This article was originally published by Radio Free Asia and is reprinted with permission.
China has passed a law allowing the authorities to seize and freeze the assets of foreign states, in a move analysts say will encourage tit-for-tat “hostage diplomacy.”
The country’s National People’s Congress Standing Committee passed the Foreign State Immunity law on Friday, in a move state media said would “safeguard China’s sovereignty, security and development interests.”
The law, which takes effect Jan. 1, 2024, allows Chinese, Hong Kong and Macau authorities to seize or freeze the assets of foreign states in situations where the government concerned has already taken similar action against Chinese assets on foreign soil, state news agency Xinhua reported.
“Once a foreign state abolishes, restricts or downgrades the immunity it has granted to China, China will have the right to take necessary countermeasures in accordance with the principle of reciprocity,” Xinhua said.
But the law doesn’t affect privileges and immunities enjoyed by foreign diplomatic missions, consular posts, special missions, missions to international organizations, delegations to international conferences, nor the privileges accorded to foreign heads of state, heads of government, foreign ministers, and other officials of comparable status.
Analysts said the law is part of a slew of recent legislation targeting foreign entities and individuals in China that includes recent amendments to the Counterespionage Law, and a Foreign Relations Law.
Chinese authorities have typically employed a highly elastic definition of what constitutes a state secret, and national security charges are frequently leveled at journalists, rights lawyers and activists, often based on material they posted online.
“This kind of legislation means they have another tool they can use … to bring a lot of diplomatic pressure to bear to achieve their aims,” Hong Kong lawyer and current affairs commentator Sang Pu commented on the law. “They can claim that they are only acting in accordance with their laws.”
“This is an important part of China’s Wolf Warrior diplomacy, and another step forward in its diplomatic bullying of other countries,” Sang said. “It’s part of a comprehensive foreign policy intended to confront Western liberal democracies.”
Under the law, a foreign state will be deemed to have consented to the jurisdiction of Chinese courts if it files a lawsuit, or if it is named as a plaintiff or a defendant in a lawsuit accepted by a Chinese court.

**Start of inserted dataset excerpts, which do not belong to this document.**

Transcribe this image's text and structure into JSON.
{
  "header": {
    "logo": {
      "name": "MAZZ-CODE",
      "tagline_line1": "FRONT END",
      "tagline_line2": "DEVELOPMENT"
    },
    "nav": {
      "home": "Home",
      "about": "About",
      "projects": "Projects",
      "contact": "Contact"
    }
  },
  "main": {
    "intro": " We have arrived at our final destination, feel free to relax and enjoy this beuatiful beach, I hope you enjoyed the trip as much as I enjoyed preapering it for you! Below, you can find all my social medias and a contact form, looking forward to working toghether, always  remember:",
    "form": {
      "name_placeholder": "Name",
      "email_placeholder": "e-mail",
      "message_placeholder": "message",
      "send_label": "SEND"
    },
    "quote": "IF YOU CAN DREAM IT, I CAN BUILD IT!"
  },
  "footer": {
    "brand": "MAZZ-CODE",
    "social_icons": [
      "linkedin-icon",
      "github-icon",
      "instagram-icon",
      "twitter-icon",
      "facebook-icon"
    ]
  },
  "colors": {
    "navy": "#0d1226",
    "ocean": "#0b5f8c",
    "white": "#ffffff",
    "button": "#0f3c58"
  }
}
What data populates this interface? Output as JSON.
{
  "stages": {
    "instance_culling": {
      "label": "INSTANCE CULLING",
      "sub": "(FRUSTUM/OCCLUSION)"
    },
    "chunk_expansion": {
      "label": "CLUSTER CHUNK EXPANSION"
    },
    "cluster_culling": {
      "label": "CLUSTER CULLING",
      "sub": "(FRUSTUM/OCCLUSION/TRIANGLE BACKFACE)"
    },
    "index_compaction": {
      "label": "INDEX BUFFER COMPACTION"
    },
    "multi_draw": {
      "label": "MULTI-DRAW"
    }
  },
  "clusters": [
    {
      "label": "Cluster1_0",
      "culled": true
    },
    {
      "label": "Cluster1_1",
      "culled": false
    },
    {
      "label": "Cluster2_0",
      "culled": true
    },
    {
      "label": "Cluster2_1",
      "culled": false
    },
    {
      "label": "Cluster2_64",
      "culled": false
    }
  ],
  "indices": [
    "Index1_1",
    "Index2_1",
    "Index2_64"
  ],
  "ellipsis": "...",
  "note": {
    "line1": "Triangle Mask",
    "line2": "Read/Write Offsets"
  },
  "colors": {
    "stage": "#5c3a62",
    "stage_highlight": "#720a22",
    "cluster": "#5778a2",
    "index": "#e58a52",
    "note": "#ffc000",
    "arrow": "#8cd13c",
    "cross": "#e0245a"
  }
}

Commercial activities by foreign states could spark legal action in China if the actions “have had a direct effect in Chinese territory even though they took place outside Chinese territory.”
That includes transactions of goods or services, investments, borrowing and lending, and other acts of a commercial nature that do not constitute an exercise of sovereign authority, according to the China Law Translate website.
Lunghwa University of Science and Technology assistant professor Lai Jung Wei said the ruling Chinese Communist Party appears to believe that foreign countries are busy infiltrating China, much as their agents and supporters are infiltrating other countries.
“A lot of their state-owned enterprises take the guise of private enterprises to infiltrate the rest of the world,” Lai said. “They do this because the party has to be in control of everything – it’s a party-state.”
“And they use the same logic to view the rest of the world, and they are worried that the rest of the world is going to start doing it to them,” he said.
Lai said it’s another card Beijing – which has repeatedly hit out at sanctions against its officials over its human rights record – can play in future diplomatic wrangles.
“[They’re saying] if you refuse to back down, we can use this against you, or as a form of retaliation if you do similar things to us,” he said. “But the legislation is inseparable from party rule.”
“To put it bluntly, it’s a form of political security for the Xi Jinping dictatorship,” he said.
China was widely criticized for its “hostage diplomacy” when it arrested and jailed Canadian nationals following the arrest of a top Huawei executive Meng Wanzhou in Vancouver on Dec. 1, 2018 pending a U.S. extradition request.
Sang said it’s noteworthy that the law will be enacted in Hong Kong and Macau as well as in mainland China, suggesting that there is now scant difference between the three jurisdictions.
“Hong Kong is getting more and more similar to mainland China,” he said.
Reports emerged last year that China was trying to obtain floor plans for all properties used by foreign missions in Hong Kong, amid an ongoing crackdown on dissent under a draconian national security law imposed on the city by Beijing.
Simon Cheng, a former employee of the British Consulate General in Hong Kong, told Radio Free Asia that Chinese state security police were insistent that he draw a floor plan of the consulate for them during his interrogations during a 15-day detention in August 2019.
Cheng warned in an October 2022 interview that Beijing will continue to tighten control on what it views as potentially hostile “foreign forces” that it blames for inciting the 2019 protest movement in Hong Kong.